Most developments in most commercial corridors would be impacted, said Patin. Learn more.

Downtown Duplex Isn’t Historic, Bucks Guard Can Develop Apartments

The game’s over, at least for one Milwaukee duplex. Milwaukee Bucks guard Pat Connaughton‘s proposal to replace a Civil War-era duplex with a three-unit apartment building has been cleared of any historic hurdles.

Preservation advocate Dawn McCarthy withdrew her appeal of the Historic Preservation Commission‘s rejection of temporary historic designation for the 1865 duplex located at 1245-1247 N. Milwaukee St.
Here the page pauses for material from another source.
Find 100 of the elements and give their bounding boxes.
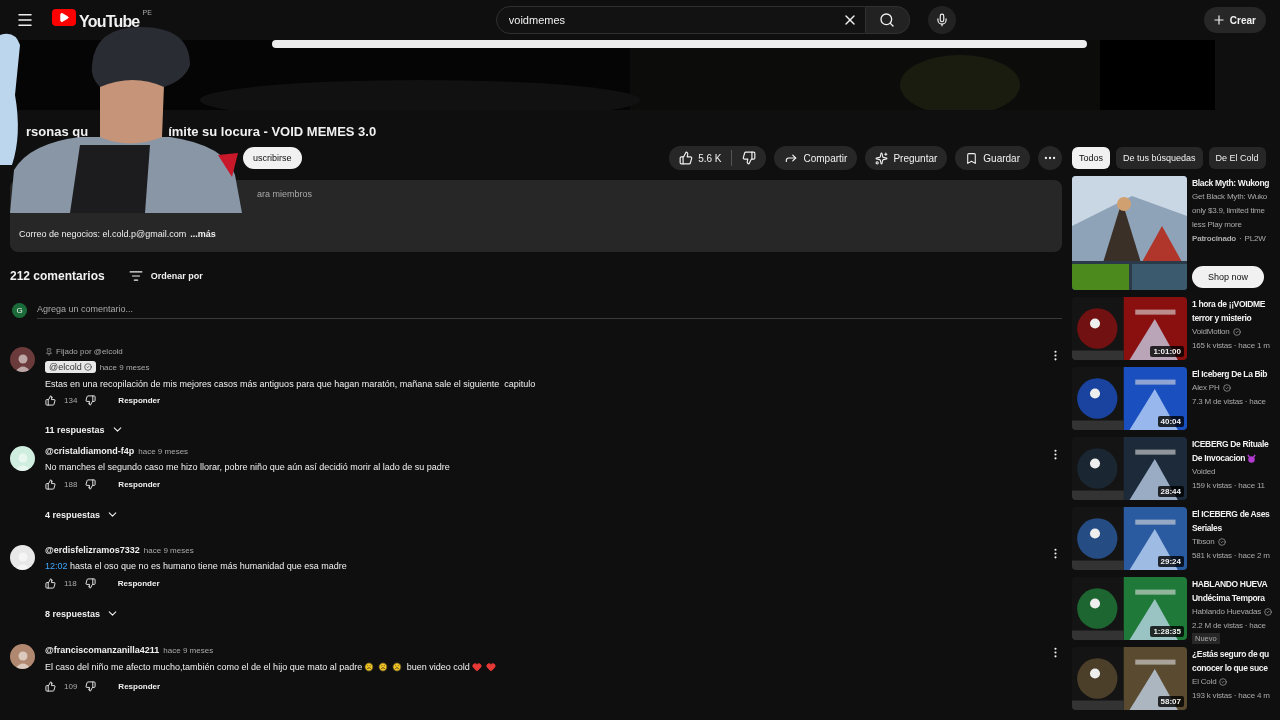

McCarthy, a Milwaukee Preservation Alliance board member, applied for temporary and permanent historic designation in October for the house after Beach House, Connaughton’s real estate firm, filed for a raze permit for the structure. The temporary designation is intended to serve as an injunction while permanent status is debated.

The commission rejected the temporary designation on November 11th on a 3-1 vote and Monday afternoon unanimously voted to reject permanent designation. McCarthy had appealed the earlier rejection to the Common Council’s Zoning, Neighborhoods & Development Committee, which was scheduled to hear the matter and render a final decision on Tuesday morning.

But having seen the commission reject the permanent designation, McCarthy emailed the city to withdraw the appeal moments later.

Connaughton and his father Len said during the November hearing on the temporary designation that redeveloping the building would necessitate building an entirely new foundation.

“It’s rubble,” said the elder Connaughton, who noted the building has been vacant for three years. “I feel the building’s been cannibalized significantly.”

Pat pledged Monday to use deconstruction, a technique designed to salvage much of the building, particularly old-growth lumber, instead of demolishing the structure. He said he wouldn’t have proposed demolishing the structure if he thought it merited saving. Learn more.

Committee Okays Reed Street Yards Fix

Funding for a sewer relocation that could create hundreds of jobs in Walker’s Point was recommended for approval Tuesday.

The $4 million proposal will replace two Milwaukee Metropolitan Sewerage District (MMSD) sewers, that cross the Reed Street Yards business parks, but don’t directly serve the 15-acre site formed from a former rail yard and trucking facility.

The site, located just south of the Harley-Davidson Museum, is one of the largest plots of land available near Downtown.

City officials and partners General Capital Group and Peter Moede originally believed buildings could be placed atop the sewers, which are up to five-feet wide, when the business park was constructed almost a decade ago. But that changed in the past five years after discussions with new personnel at MMSD, said Moede in November when the proposal was first announced. The new sewers will follow the perimeter of the remaining, undeveloped parcels instead of bisecting virtually every lot.